I told you that the rest of my family is pretty much all over weight (except the kids). So as I faced that this weekend, I think I was more aware of their eating habits and so forth. For one, the first thing I saw when I entered my brother's kitchen was a huge container of my mom's homemade cookies. First thought? "Mmmmmm....those are the good ones!" I opened the lid, broke one in half, and then in half again. I tasted it and remembered - yup, they ARE good. By the end of the weekend, I had eaten ONE entire cookie (the other 3/4 of the one I broke the first day). First mission - yeah, me!!!!
I was saving myself for later, afterall we had a celebration on the way in the evening which meant - cake. Yes, I had some. It was good. I ate a small inside piece, scraped the excess frosting (the piping part) off the edges, and enjoyed it fully. This is where the observing began. Everyone else in my family obviously had cake as well. Fine. There was a cause to celebrate - let's do it.

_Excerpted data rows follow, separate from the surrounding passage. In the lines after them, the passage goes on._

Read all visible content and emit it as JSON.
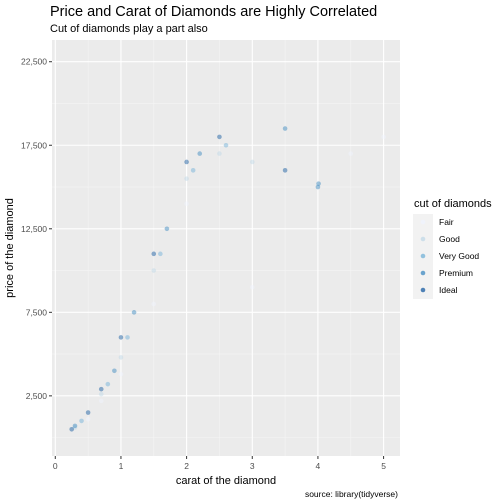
{
  "chart_data": {
    "type": "scatter",
    "title": "Price and Carat of Diamonds are Highly Correlated",
    "subtitle": "Cut of diamonds play a part also",
    "xlabel": "carat of the diamond",
    "ylabel": "price of the diamond",
    "caption": "source: library(tidyverse)",
    "xlim": [
      -0.05,
      5.25
    ],
    "ylim": [
      -1100,
      23800
    ],
    "x_ticks": [
      0,
      1,
      2,
      3,
      4,
      5
    ],
    "x_tick_labels": [
      "0",
      "1",
      "2",
      "3",
      "4",
      "5"
    ],
    "y_ticks": [
      2500,
      7500,
      12500,
      17500,
      22500
    ],
    "y_tick_labels": [
      "2,500",
      "7,500",
      "12,500",
      "17,500",
      "22,500"
    ],
    "grid": true,
    "legend": {
      "title": "cut of diamonds",
      "placement": "right",
      "entries": [
        "Fair",
        "Good",
        "Very Good",
        "Premium",
        "Ideal"
      ]
    },
    "series": [
      {
        "name": "Fair",
        "color": "#eff3ff",
        "points": [
          [
            0.5,
            1100
          ],
          [
            0.7,
            2200
          ],
          [
            1.0,
            3800
          ],
          [
            1.5,
            8000
          ],
          [
            2.0,
            14000
          ],
          [
            3.0,
            9000
          ],
          [
            4.5,
            17000
          ],
          [
            5.0,
            18000
          ]
        ]
      },
      {
        "name": "Good",
        "color": "#bdd7e7",
        "points": [
          [
            0.3,
            600
          ],
          [
            0.7,
            2600
          ],
          [
            1.0,
            4800
          ],
          [
            1.5,
            10000
          ],
          [
            2.0,
            15500
          ],
          [
            2.5,
            17000
          ],
          [
            3.0,
            16500
          ]
        ]
      },
      {
        "name": "Very Good",
        "color": "#6baed6",
        "points": [
          [
            0.4,
            1000
          ],
          [
            0.8,
            3200
          ],
          [
            1.1,
            6000
          ],
          [
            1.6,
            11000
          ],
          [
            2.1,
            16000
          ],
          [
            2.6,
            17500
          ]
        ]
      },
      {
        "name": "Premium",
        "color": "#3182bd",
        "points": [
          [
            0.3,
            700
          ],
          [
            0.9,
            4000
          ],
          [
            1.2,
            7500
          ],
          [
            1.7,
            12500
          ],
          [
            2.2,
            17000
          ],
          [
            3.5,
            18500
          ],
          [
            4.0,
            15000
          ],
          [
            4.01,
            15200
          ]
        ]
      },
      {
        "name": "Ideal",
        "color": "#08519c",
        "points": [
          [
            0.25,
            500
          ],
          [
            0.5,
            1500
          ],
          [
            0.7,
            2900
          ],
          [
            1.0,
            6000
          ],
          [
            1.5,
            11000
          ],
          [
            2.0,
            16500
          ],
          [
            2.5,
            18000
          ],
          [
            3.5,
            16000
          ]
        ]
      }
    ]
  }
}
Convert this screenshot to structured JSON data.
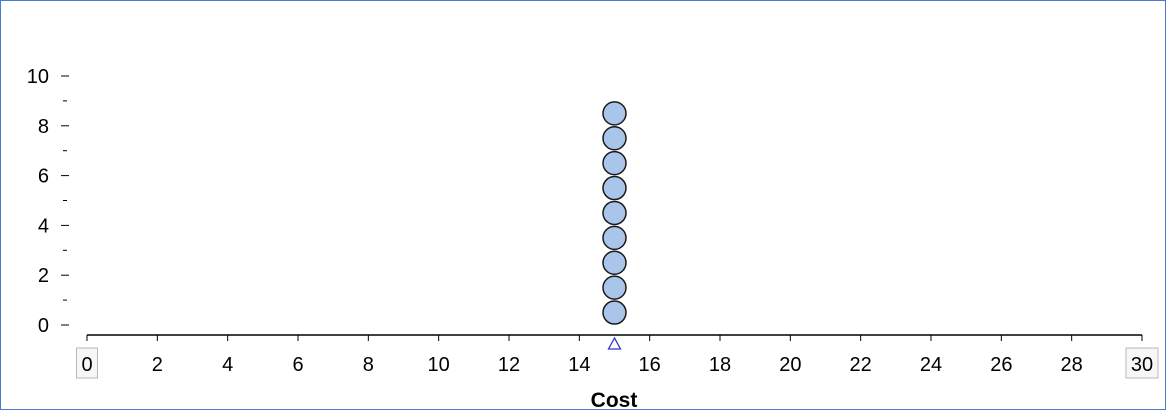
{
  "chart_data": {
    "type": "dotplot",
    "title": "",
    "xlabel": "Cost",
    "ylabel": "",
    "xlim": [
      0,
      30
    ],
    "ylim": [
      0,
      10
    ],
    "x_ticks": [
      0,
      2,
      4,
      6,
      8,
      10,
      12,
      14,
      16,
      18,
      20,
      22,
      24,
      26,
      28,
      30
    ],
    "y_ticks": [
      0,
      2,
      4,
      6,
      8,
      10
    ],
    "y_minor_ticks": [
      1,
      3,
      5,
      7,
      9
    ],
    "points": [
      {
        "x": 15,
        "y": 0.5
      },
      {
        "x": 15,
        "y": 1.5
      },
      {
        "x": 15,
        "y": 2.5
      },
      {
        "x": 15,
        "y": 3.5
      },
      {
        "x": 15,
        "y": 4.5
      },
      {
        "x": 15,
        "y": 5.5
      },
      {
        "x": 15,
        "y": 6.5
      },
      {
        "x": 15,
        "y": 7.5
      },
      {
        "x": 15,
        "y": 8.5
      }
    ],
    "mean_marker": {
      "x": 15,
      "shape": "triangle",
      "color": "#3333cc"
    },
    "boxed_tick_labels": [
      0,
      30
    ],
    "grid": false,
    "legend": "none",
    "point_fill": "#a9c6ea",
    "point_stroke": "#1a1a1a",
    "frame_color": "#4a7bd0"
  }
}
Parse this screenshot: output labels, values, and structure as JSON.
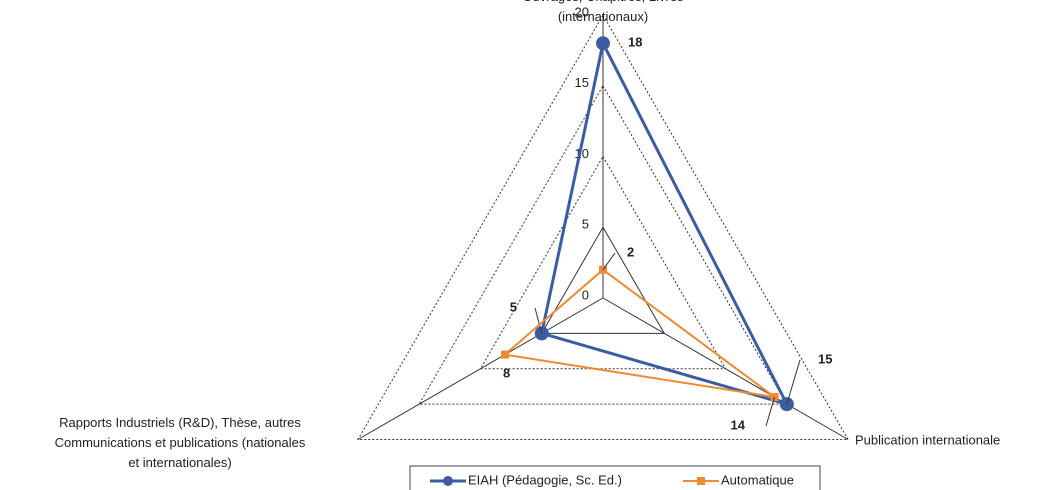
{
  "chart_data": {
    "type": "radar",
    "categories": [
      "Ouvrages, Chapitres, Livres (internationaux)",
      "Publication internationale",
      "Rapports Industriels (R&D), Thèse, autres Communications et publications (nationales et internationales)"
    ],
    "series": [
      {
        "name": "EIAH (Pédagogie, Sc. Ed.)",
        "color": "#3b5ca3",
        "values": [
          18,
          15,
          5
        ]
      },
      {
        "name": "Automatique",
        "color": "#f08a30",
        "values": [
          2,
          14,
          8
        ]
      }
    ],
    "ylim": [
      0,
      20
    ],
    "yticks": [
      0,
      5,
      10,
      15,
      20
    ],
    "grid": true,
    "legend": "bottom"
  }
}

I noticed later that evening though, that EVERYONE but myself and my dad, had another piece of cake before going to bed. Ugh. I SHUDDER to think the last time that I actually ate 2 pieces of cake in the same day, more less one right before bed! Now that might sound a bit cynical to sweet lovers, which I admittedly am not. However, this pattern continued throughout the weekend (clearly, we overbought in the cake department!!). Cake for breakfast, cake for snacks, cake for dessert when we got home after already having dessert at the restaurant (not me, them). It was CRAZY! I wanted to jump up and down and scream and shout - HELLO!?!?!? Do you wonder why you look like THAT?!?! But of course, I did not.

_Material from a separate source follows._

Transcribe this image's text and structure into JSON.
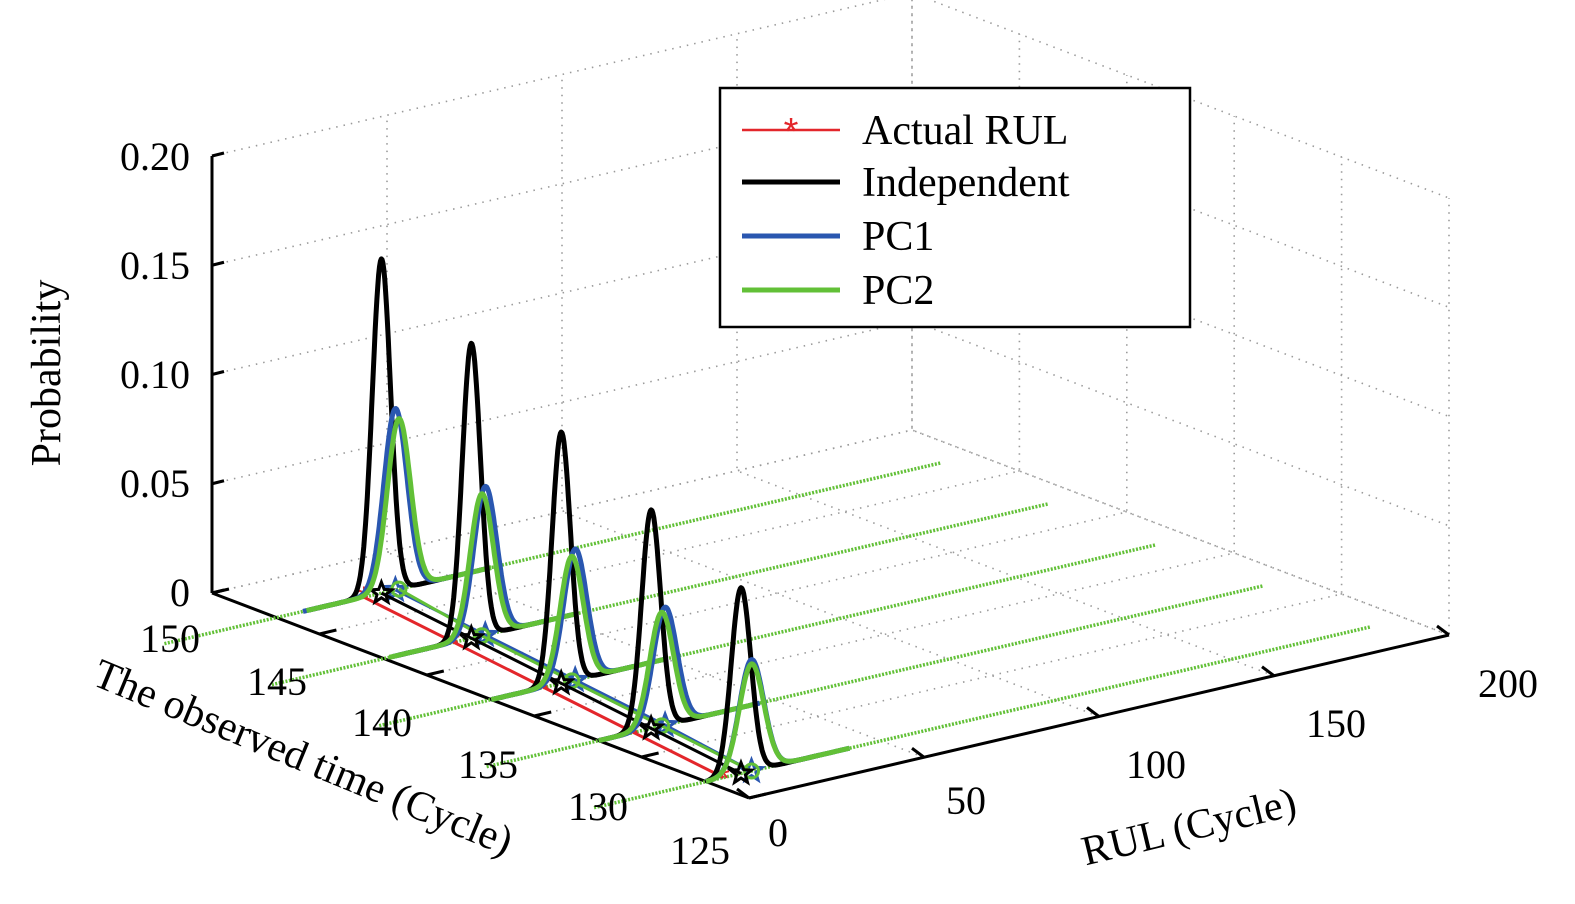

One of the nights, we had a cook-out. I was trying very hard to focus on my own eating habits and ignore everyone else's, but I have to say that watching can be a learning experience as well. The tale of what not to do. We filed through the line, and finally everyone sat down. I looked at my plate and thought - WOW! That's a looooooot of food. So I started to eat. As I ate and chatted, I soon realized that my plate of a grilled burger w/ swiss (no bun), mustard on the side, some fresh veggies from the veggie tray, a couple of spoonfuls of baked beans, and ice water was what I called "a lot". Weird? Yeah, I guess. When compared to the heaping piles of potato salad, chips, dressings, and desserts, I guess I was the "oddity". But it was ok.
In the end I noticed that not one person said anything about the weight that I had lost. "Maybe you just don't see them often enough for them to notice," I told myself. Then the last moment, my mom says - "You're lookin' good! I can tell you've lost a lot of weight!" Thank God someone noticed. So I tell her, no I wouldn't say a "lot" but some yes and thanks for noticing.

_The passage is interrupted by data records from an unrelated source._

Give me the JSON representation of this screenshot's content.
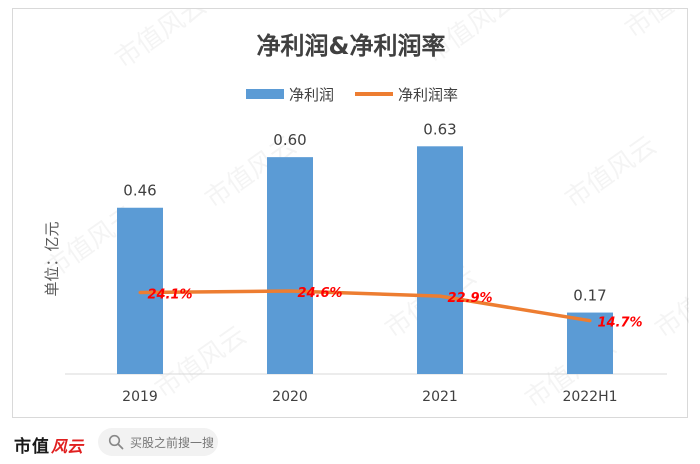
{
  "chart_data": {
    "type": "bar+line",
    "title": "净利润&净利润率",
    "ylabel": "单位：亿元",
    "categories": [
      "2019",
      "2020",
      "2021",
      "2022H1"
    ],
    "series": [
      {
        "name": "净利润",
        "type": "bar",
        "values": [
          0.46,
          0.6,
          0.63,
          0.17
        ],
        "labels": [
          "0.46",
          "0.60",
          "0.63",
          "0.17"
        ],
        "color": "#5b9bd5"
      },
      {
        "name": "净利润率",
        "type": "line",
        "values": [
          24.1,
          24.6,
          22.9,
          14.7
        ],
        "labels": [
          "24.1%",
          "24.6%",
          "22.9%",
          "14.7%"
        ],
        "color": "#ed7d31",
        "label_color": "#ff0000"
      }
    ],
    "ylim": [
      0,
      0.7
    ],
    "legend": "top",
    "grid": false
  },
  "watermark": "市值风云",
  "footer": {
    "brand_name": "市值",
    "brand_script": "风云",
    "search_text": "买股之前搜一搜",
    "search_icon": "search-icon"
  }
}
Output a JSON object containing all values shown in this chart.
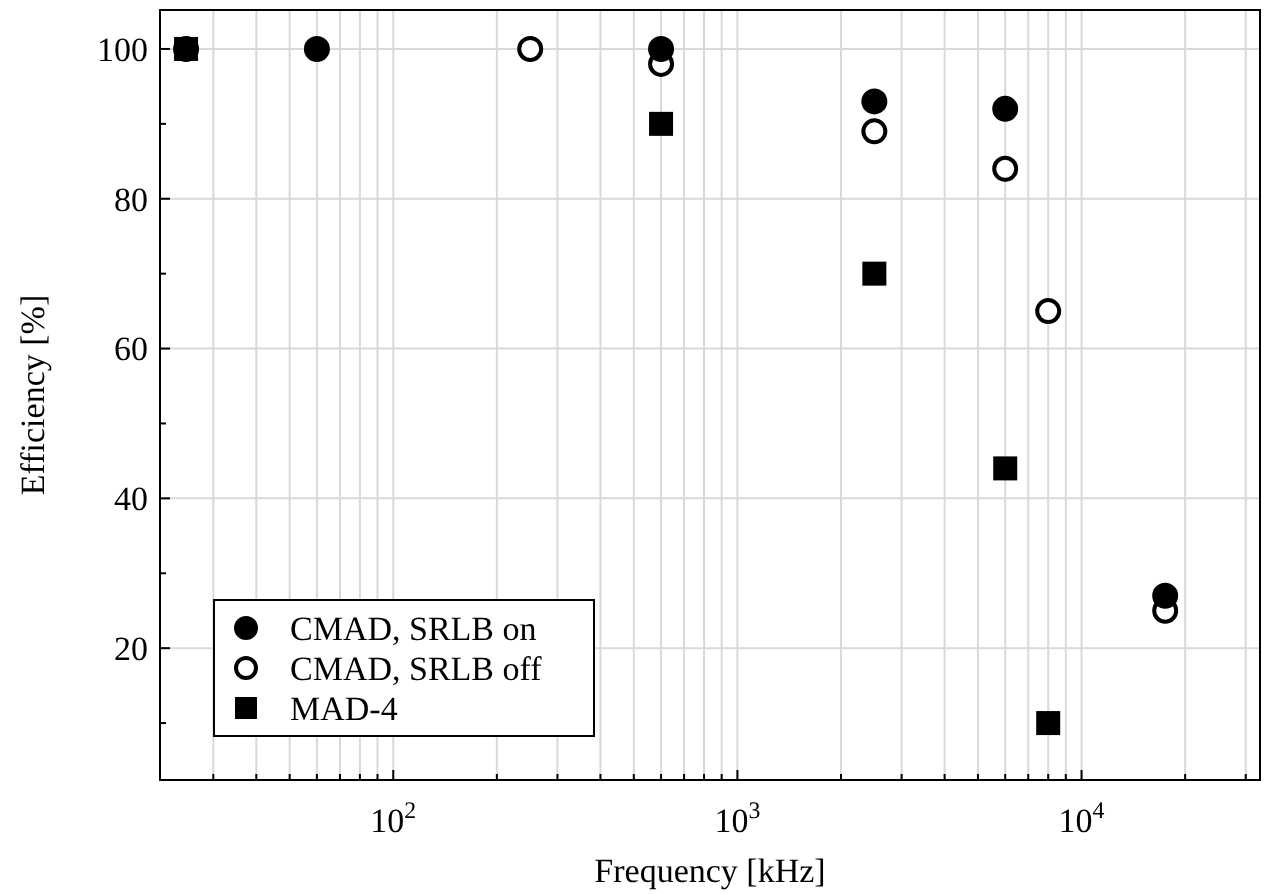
{
  "chart_data": {
    "type": "scatter",
    "xlabel": "Frequency [kHz]",
    "ylabel": "Efficiency [%]",
    "log": "x",
    "grid": true,
    "legend": "bottom left",
    "xlim": [
      21,
      33000
    ],
    "ylim": [
      2.4,
      105.2
    ],
    "xticks": [
      {
        "value": 30,
        "label": null
      },
      {
        "value": 40,
        "label": null
      },
      {
        "value": 50,
        "label": null
      },
      {
        "value": 60,
        "label": null
      },
      {
        "value": 70,
        "label": null
      },
      {
        "value": 80,
        "label": null
      },
      {
        "value": 90,
        "label": null
      },
      {
        "value": 100,
        "label": "10$^{2}$"
      },
      {
        "value": 200,
        "label": null
      },
      {
        "value": 300,
        "label": null
      },
      {
        "value": 400,
        "label": null
      },
      {
        "value": 500,
        "label": null
      },
      {
        "value": 600,
        "label": null
      },
      {
        "value": 700,
        "label": null
      },
      {
        "value": 800,
        "label": null
      },
      {
        "value": 900,
        "label": null
      },
      {
        "value": 1000,
        "label": "10$^{3}$"
      },
      {
        "value": 2000,
        "label": null
      },
      {
        "value": 3000,
        "label": null
      },
      {
        "value": 4000,
        "label": null
      },
      {
        "value": 5000,
        "label": null
      },
      {
        "value": 6000,
        "label": null
      },
      {
        "value": 7000,
        "label": null
      },
      {
        "value": 8000,
        "label": null
      },
      {
        "value": 9000,
        "label": null
      },
      {
        "value": 10000,
        "label": "10$^{4}$"
      },
      {
        "value": 20000,
        "label": null
      },
      {
        "value": 30000,
        "label": null
      }
    ],
    "yticks": [
      {
        "value": 10,
        "label": null
      },
      20,
      {
        "value": 30,
        "label": null
      },
      40,
      {
        "value": 50,
        "label": null
      },
      60,
      {
        "value": 70,
        "label": null
      },
      80,
      {
        "value": 90,
        "label": null
      },
      100
    ],
    "series": [
      {
        "name": "CMAD, SRLB on",
        "color": "#000000",
        "marker": "circle",
        "x": [
          25,
          60,
          600,
          2500,
          6000,
          17500
        ],
        "values": [
          100,
          100,
          100,
          93,
          92,
          27
        ]
      },
      {
        "name": "CMAD, SRLB off",
        "color": "#ffffff",
        "marker": "circle",
        "x": [
          250,
          600,
          2500,
          6000,
          8000,
          17500
        ],
        "values": [
          100,
          98,
          89,
          84,
          65,
          25
        ]
      },
      {
        "name": "MAD-4",
        "color": "#000000",
        "marker": "square",
        "x": [
          25,
          600,
          2500,
          6000,
          8000
        ],
        "values": [
          100,
          90,
          70,
          44,
          10
        ]
      }
    ]
  }
}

It was a a fun weekend. A weird one for my mind-frame and diet, but I survived with honors, I belive. I came out feeling good about myself, strong and lean, and ready to face the gym again tomorrow morning.
I hope this isn't just one of those bumper sticker situations - "God, if I can't be skinny please make all of my friends fat!". Or the country song - what is it about "why do the best looking girls, have real fat friends?" Sad thought, but one to ponder! I don't mean to say that I drew strength from my family's fatness. Just that I found strength in myself by being there. And well honestly, seeing what you COULD be, is a startling wake-up.
My husband hates it when I am dieting because I can't help pointing out his lack of exercise and the heaping plates of food that he consumes. If I have to suffer so does he! :)
PS. My family reunion is next Sunday, and I'm taking an avacado, tomato and cucumber summer salad. God knows what else will be there besides fried chicken!
I, on the other hand, went camping this weekend and had about 32 s'mores, so you can use me as a "what NOT to do" example.